Later, as the sun set, Rebecca and the kids gathered near the fire again. This had become ritual: she'd knit or read while Lencar tinkered with spell diagrams or explained science-like nonsense the kids couldn't understand but loved hearing anyway.

Arin tugged at his sleeve. "Mr. Lencar, how does magic know what to do?"

Lencar paused. "It doesn't."

The kid blinked. "It doesn't?"

"No," Lencar said. "We tell it. Magic is just… very obedient energy. It listens if you speak clearly."

Rebecca glanced up from her sewing. "So you're saying magic's like a toddler?"

"More or less," he said, lips twitching. "Unstable, unpredictable, and dangerous when unsupervised."

The kids laughed; Rebecca rolled her eyes. "You're describing yourself, not magic."

Lencar actually laughed — a short, genuine sound. "Fair point."

Later that night, long after everyone had gone to sleep, Lencar returned to the table. The house was quiet except for the rhythmic ticking of the old clock and the faint breathing of the children from the next room.

He reopened his grimoire and placed one of the new, smaller grimoires beside it. Its cover gleamed faintly, reflecting the light of the dying fire.

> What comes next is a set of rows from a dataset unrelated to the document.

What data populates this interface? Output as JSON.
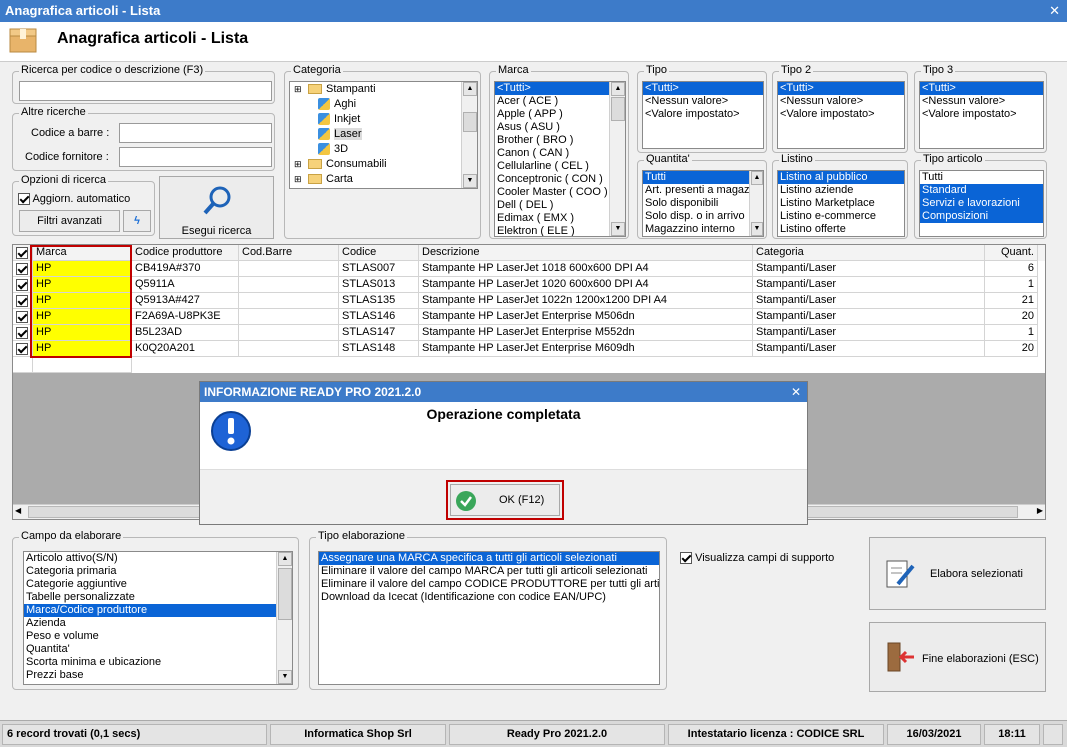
{
  "window": {
    "title": "Anagrafica articoli  - Lista",
    "header": "Anagrafica articoli  - Lista"
  },
  "search": {
    "title": "Ricerca per codice o descrizione (F3)",
    "value": "",
    "other_title": "Altre ricerche",
    "barcode_label": "Codice a barre :",
    "supplier_label": "Codice fornitore :"
  },
  "options": {
    "title": "Opzioni di ricerca",
    "auto_update": "Aggiorn. automatico",
    "advanced": "Filtri avanzati",
    "search_button": "Esegui ricerca"
  },
  "categoria": {
    "title": "Categoria",
    "tree": [
      {
        "label": "Stampanti",
        "level": 0
      },
      {
        "label": "Aghi",
        "level": 1
      },
      {
        "label": "Inkjet",
        "level": 1
      },
      {
        "label": "Laser",
        "level": 1
      },
      {
        "label": "3D",
        "level": 1
      },
      {
        "label": "Consumabili",
        "level": 0
      },
      {
        "label": "Carta",
        "level": 0
      }
    ]
  },
  "marca": {
    "title": "Marca",
    "items": [
      "<Tutti>",
      "Acer ( ACE )",
      "Apple ( APP )",
      "Asus ( ASU )",
      "Brother ( BRO )",
      "Canon ( CAN )",
      "Cellularline ( CEL )",
      "Conceptronic ( CON )",
      "Cooler Master ( COO )",
      "Dell ( DEL )",
      "Edimax ( EMX )",
      "Elektron ( ELE )"
    ]
  },
  "tipo": {
    "title": "Tipo",
    "items": [
      "<Tutti>",
      "<Nessun valore>",
      "<Valore impostato>"
    ]
  },
  "tipo2": {
    "title": "Tipo 2",
    "items": [
      "<Tutti>",
      "<Nessun valore>",
      "<Valore impostato>"
    ]
  },
  "tipo3": {
    "title": "Tipo 3",
    "items": [
      "<Tutti>",
      "<Nessun valore>",
      "<Valore impostato>"
    ]
  },
  "quantita": {
    "title": "Quantita'",
    "items": [
      "Tutti",
      "Art. presenti a magazzino",
      "Solo disponibili",
      "Solo disp. o in arrivo",
      "Magazzino interno"
    ]
  },
  "listino": {
    "title": "Listino",
    "items": [
      "Listino al pubblico",
      "Listino aziende",
      "Listino Marketplace",
      "Listino e-commerce",
      "Listino offerte"
    ]
  },
  "tipo_articolo": {
    "title": "Tipo articolo",
    "items": [
      "Tutti",
      "Standard",
      "Servizi e lavorazioni",
      "Composizioni"
    ]
  },
  "grid": {
    "headers": [
      "Marca",
      "Codice produttore",
      "Cod.Barre",
      "Codice",
      "Descrizione",
      "Categoria",
      "Quant."
    ],
    "rows": [
      {
        "marca": "HP",
        "cod_prod": "CB419A#370",
        "barre": "",
        "codice": "STLAS007",
        "descr": "Stampante HP LaserJet 1018 600x600 DPI A4",
        "cat": "Stampanti/Laser",
        "qty": "6"
      },
      {
        "marca": "HP",
        "cod_prod": "Q5911A",
        "barre": "",
        "codice": "STLAS013",
        "descr": "Stampante HP LaserJet 1020 600x600 DPI A4",
        "cat": "Stampanti/Laser",
        "qty": "1"
      },
      {
        "marca": "HP",
        "cod_prod": "Q5913A#427",
        "barre": "",
        "codice": "STLAS135",
        "descr": "Stampante HP LaserJet 1022n 1200x1200 DPI A4",
        "cat": "Stampanti/Laser",
        "qty": "21"
      },
      {
        "marca": "HP",
        "cod_prod": "F2A69A-U8PK3E",
        "barre": "",
        "codice": "STLAS146",
        "descr": "Stampante HP LaserJet Enterprise M506dn",
        "cat": "Stampanti/Laser",
        "qty": "20"
      },
      {
        "marca": "HP",
        "cod_prod": "B5L23AD",
        "barre": "",
        "codice": "STLAS147",
        "descr": "Stampante HP LaserJet Enterprise M552dn",
        "cat": "Stampanti/Laser",
        "qty": "1"
      },
      {
        "marca": "HP",
        "cod_prod": "K0Q20A201",
        "barre": "",
        "codice": "STLAS148",
        "descr": "Stampante HP LaserJet Enterprise M609dh",
        "cat": "Stampanti/Laser",
        "qty": "20"
      }
    ]
  },
  "campo": {
    "title": "Campo da elaborare",
    "items": [
      "Articolo attivo(S/N)",
      "Categoria primaria",
      "Categorie aggiuntive",
      "Tabelle personalizzate",
      "Marca/Codice produttore",
      "Azienda",
      "Peso e volume",
      "Quantita'",
      "Scorta minima e ubicazione",
      "Prezzi base"
    ]
  },
  "tipo_elab": {
    "title": "Tipo elaborazione",
    "items": [
      "Assegnare una MARCA specifica a tutti gli articoli selezionati",
      "Eliminare il valore del campo MARCA per tutti gli articoli selezionati",
      "Eliminare il valore del campo CODICE PRODUTTORE per tutti gli articoli",
      "Download da Icecat (Identificazione con codice EAN/UPC)"
    ]
  },
  "support_fields": "Visualizza campi di supporto",
  "actions": {
    "elabora": "Elabora selezionati",
    "fine": "Fine elaborazioni (ESC)"
  },
  "dialog": {
    "title": "INFORMAZIONE READY PRO 2021.2.0",
    "message": "Operazione completata",
    "ok": "OK (F12)"
  },
  "status": {
    "records": "6 record trovati (0,1 secs)",
    "company": "Informatica Shop Srl",
    "product": "Ready Pro 2021.2.0",
    "license": "Intestatario licenza : CODICE SRL",
    "date": "16/03/2021",
    "time": "18:11"
  },
  "colors": {
    "title_blue": "#3d7bc9",
    "selection": "#0a64d6",
    "highlight": "#ffff00",
    "red_box": "#c00000"
  }
}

He flipped it open. Inside, the pages were blank — but responsive. When he pressed a finger against the surface, a ripple of mana spread outward, mirroring his own.

A mirror-book.

A grimoire that could copy any spell structure, learn from observation, and feed that data back into his primary one.

He whispered softly to himself, "Reverse Replication — Type II: Genesis."

It was dangerous. If anyone found out, it could be considered forbidden magic — not because it was destructive, but because it threatened the entire principle of the Wizard King's grimoire hierarchy.

He closed the smaller grimoire, binding it with a mana seal.

"I'll keep you quiet," he murmured.

Then, he leaned back, watching the fire's reflection in the seal's glow.

For the first time in a long while, he allowed himself to laugh softly — not the bitter or sarcastic kind, but a quiet, disbelieving one.

"I really did it," he whispered. "Rebecca would probably make me fix a bucket with it."

He chuckled again, shaking his head. "Maybe I'll make her a new broom instead."

The next morning, Rebecca walked in to find him half-asleep at the table, surrounded by notes, runes, and scraps of paper.

"You stayed up all night again, didn't you?" she said, crossing her arms.

He looked up groggily. "No. I just… forgot to stop calculating."

She sighed. "You need a hobby that isn't world domination."

"Already working on it," he muttered.

"What was that?"

"Nothing."

Rebecca smiled faintly. "Come on, breakfast before you collapse. I made coffee."

That woke him up faster than magic. "You're an angel."

"More like a tired mortal trying to keep you from dying."

"Same thing," he said, standing.

She laughed, shaking her head as she walked ahead of him. He followed, a faint smirk lingering — but his mind was elsewhere, replaying the image of the tiny grimoire forming in his hands.

Something was changing.

The Reverse Replication spell wasn't just his creation anymore — it was becoming something alive.

And Lencar, though he wouldn't admit it aloud, was starting to feel the same.